NEWARK -- Although a New Jersey jury spared Merck & Co. a double hit to the pocketbook, analysts are concerned that its negative findings on the marketing of Vioxx could continue to hurt the company as it defends itself against almost 10,000 lawsuits filed by users of the now-pulled arthritis drug.
Merck's Achilles' heel appears to be judgments that it failed to warn that Vioxx could cause heart attacks, lawyers and analysts said yesterday, a day after the jury gave a split verdict to two longtime Vioxx users who survived heart attacks.
However, Alan Klein, a lawyer who has defended another drug maker, said the outcome validated Merck's strategy of handling the litigation case by case, rather than settling, and would prompt some people to drop their lawsuits.
''You have to be very careful as a defendant not to be writing checks left and right," said Klein, who represented Interneuron in one of the first cases involving the diet drug known as fen-phen. ''My own view is that a lot of the Vioxx claims are meritless."
But Barbara Ryan, an analyst at Deutsche Bank North America, said with only a handful of Vioxx verdicts to date, it's too early to draw firm conclusions.
''This is a marathon, and we're sitting here analyzing the first few steps. I don't think it's going to tell you a lot," Ryan said. ''Each case will come out differently, even with the same facts."

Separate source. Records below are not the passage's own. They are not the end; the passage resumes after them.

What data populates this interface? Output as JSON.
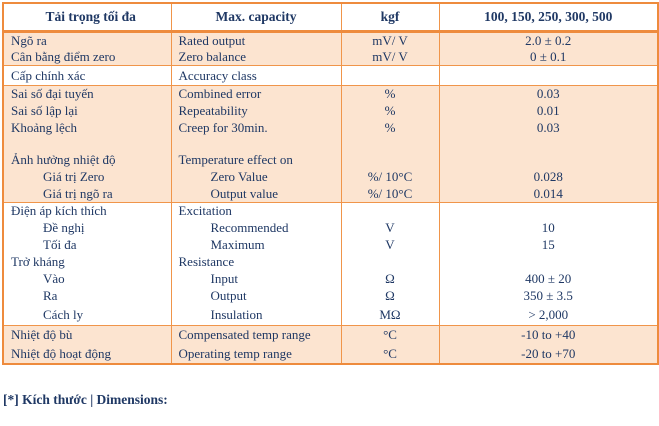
{
  "colors": {
    "border": "#F0954A",
    "border-strong": "#EE8B3D",
    "peach": "#FCE4D0",
    "navy": "#1F3864",
    "page-bg": "#FFFFFF"
  },
  "table": {
    "rows": [
      {
        "vi": "Tải trọng tối đa",
        "en": "Max. capacity",
        "unit": "kgf",
        "value": "100, 150, 250, 300, 500"
      },
      {
        "vi": "Ngõ ra",
        "en": "Rated output",
        "unit": "mV/ V",
        "value": "2.0 ± 0.2"
      },
      {
        "vi": "Cân bằng điểm zero",
        "en": "Zero balance",
        "unit": "mV/ V",
        "value": "0 ± 0.1"
      },
      {
        "vi": "Cấp chính xác",
        "en": "Accuracy class",
        "unit": "",
        "value": ""
      },
      {
        "vi": "Sai số đại tuyến",
        "en": "Combined error",
        "unit": "%",
        "value": "0.03"
      },
      {
        "vi": "Sai số lập lại",
        "en": "Repeatability",
        "unit": "%",
        "value": "0.01"
      },
      {
        "vi": "Khoảng lệch",
        "en": "Creep for 30min.",
        "unit": "%",
        "value": "0.03"
      },
      {
        "vi": "",
        "en": "",
        "unit": "",
        "value": ""
      },
      {
        "vi": "Ảnh hưởng nhiệt độ",
        "en": "Temperature effect on",
        "unit": "",
        "value": ""
      },
      {
        "vi": "Giá trị Zero",
        "en": "Zero Value",
        "unit": "%/ 10°C",
        "value": "0.028"
      },
      {
        "vi": "Giá trị ngõ ra",
        "en": "Output value",
        "unit": "%/ 10°C",
        "value": "0.014"
      },
      {
        "vi": "Điện áp kích thích",
        "en": "Excitation",
        "unit": "",
        "value": ""
      },
      {
        "vi": "Đề nghị",
        "en": "Recommended",
        "unit": "V",
        "value": "10"
      },
      {
        "vi": "Tối đa",
        "en": "Maximum",
        "unit": "V",
        "value": "15"
      },
      {
        "vi": "Trở kháng",
        "en": "Resistance",
        "unit": "",
        "value": ""
      },
      {
        "vi": "Vào",
        "en": "Input",
        "unit": "Ω",
        "value": "400 ± 20"
      },
      {
        "vi": "Ra",
        "en": "Output",
        "unit": "Ω",
        "value": "350 ± 3.5"
      },
      {
        "vi": "Cách ly",
        "en": "Insulation",
        "unit": "MΩ",
        "value": "> 2,000"
      },
      {
        "vi": "Nhiệt độ bù",
        "en": "Compensated temp range",
        "unit": "°C",
        "value": "-10 to +40"
      },
      {
        "vi": "Nhiệt độ hoạt động",
        "en": "Operating temp range",
        "unit": "°C",
        "value": "-20 to +70"
      }
    ]
  },
  "caption": "[*] Kích thước | Dimensions:"
}
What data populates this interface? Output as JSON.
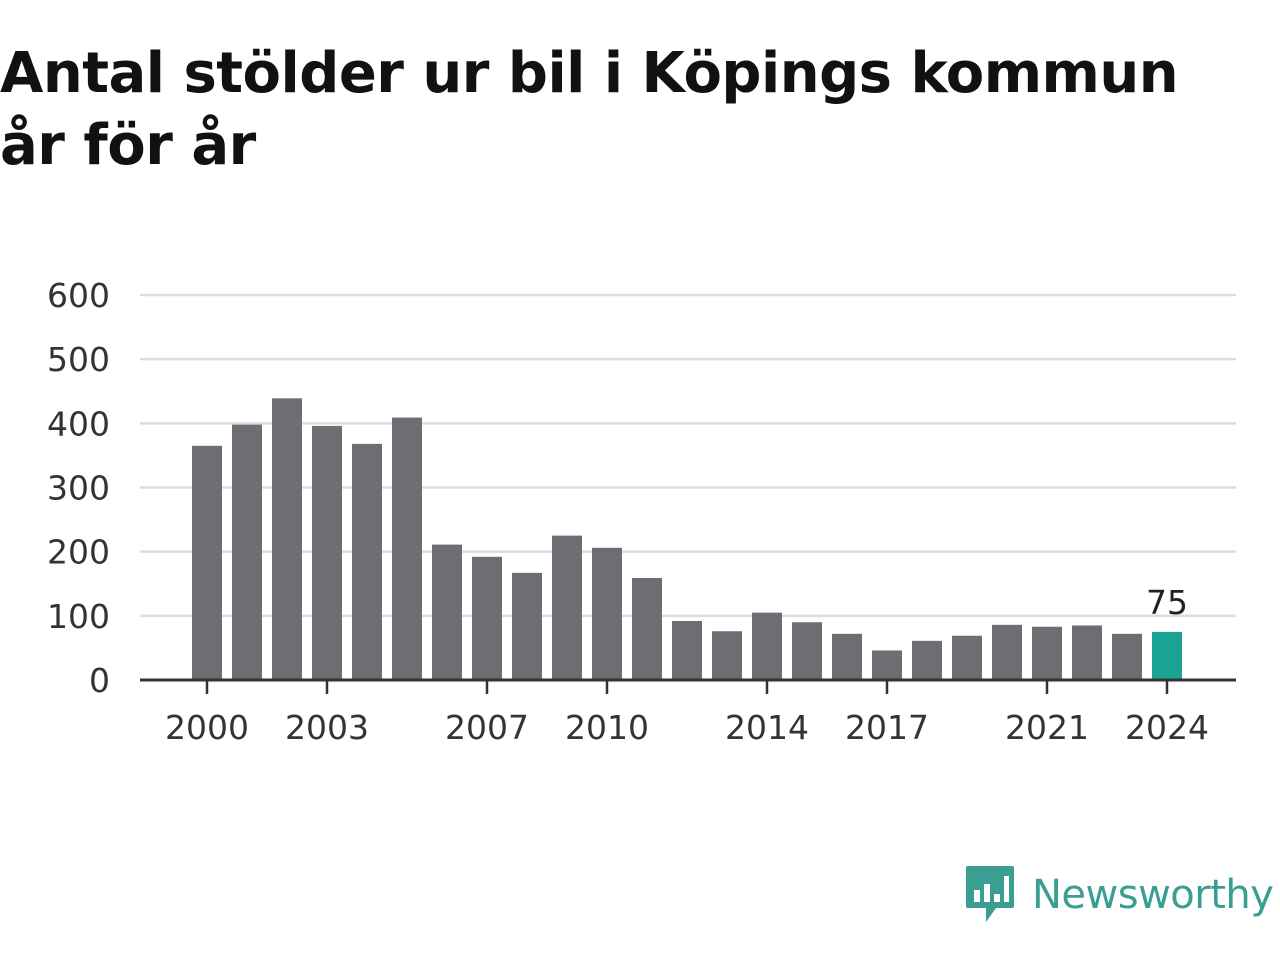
{
  "chart_data": {
    "type": "bar",
    "title": "Antal stölder ur bil i Köpings kommun år för år",
    "xlabel": "",
    "ylabel": "",
    "categories": [
      "2000",
      "2001",
      "2002",
      "2003",
      "2004",
      "2005",
      "2006",
      "2007",
      "2008",
      "2009",
      "2010",
      "2011",
      "2012",
      "2013",
      "2014",
      "2015",
      "2016",
      "2017",
      "2018",
      "2019",
      "2020",
      "2021",
      "2022",
      "2023",
      "2024"
    ],
    "values": [
      365,
      398,
      439,
      396,
      368,
      409,
      211,
      192,
      167,
      225,
      206,
      159,
      92,
      76,
      105,
      90,
      72,
      46,
      61,
      69,
      86,
      83,
      85,
      72,
      75
    ],
    "x_tick_labels": [
      "2000",
      "2003",
      "2007",
      "2010",
      "2014",
      "2017",
      "2021",
      "2024"
    ],
    "y_ticks": [
      0,
      100,
      200,
      300,
      400,
      500,
      600
    ],
    "ylim": [
      0,
      600
    ],
    "grid": true,
    "highlight_index": 24,
    "highlight_label": "75",
    "colors": {
      "bar": "#6e6d73",
      "highlight": "#1aa395",
      "grid": "#dddddd",
      "axis": "#333333",
      "tick_text": "#333333"
    }
  },
  "branding": {
    "name": "Newsworthy",
    "logo_icon": "chart-speech-bubble-icon",
    "color": "#3a9e92"
  }
}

The jury in Atlantic City overwhelmingly found Wednesday that Merck failed to warn the public about the risks of Vioxx and that the New Jersey-based company intentionally suppressed information linking the drug to cardiovascular problems.
But the jury found that Vioxx was a factor in the illness of just one of the users, John McDarby, 77, and awarded him $4.5 million in compensation.
The panel was considering additional awards for him yesterday.
The jury did not award significant damages to co-plaintiff Thomas Cona, 60.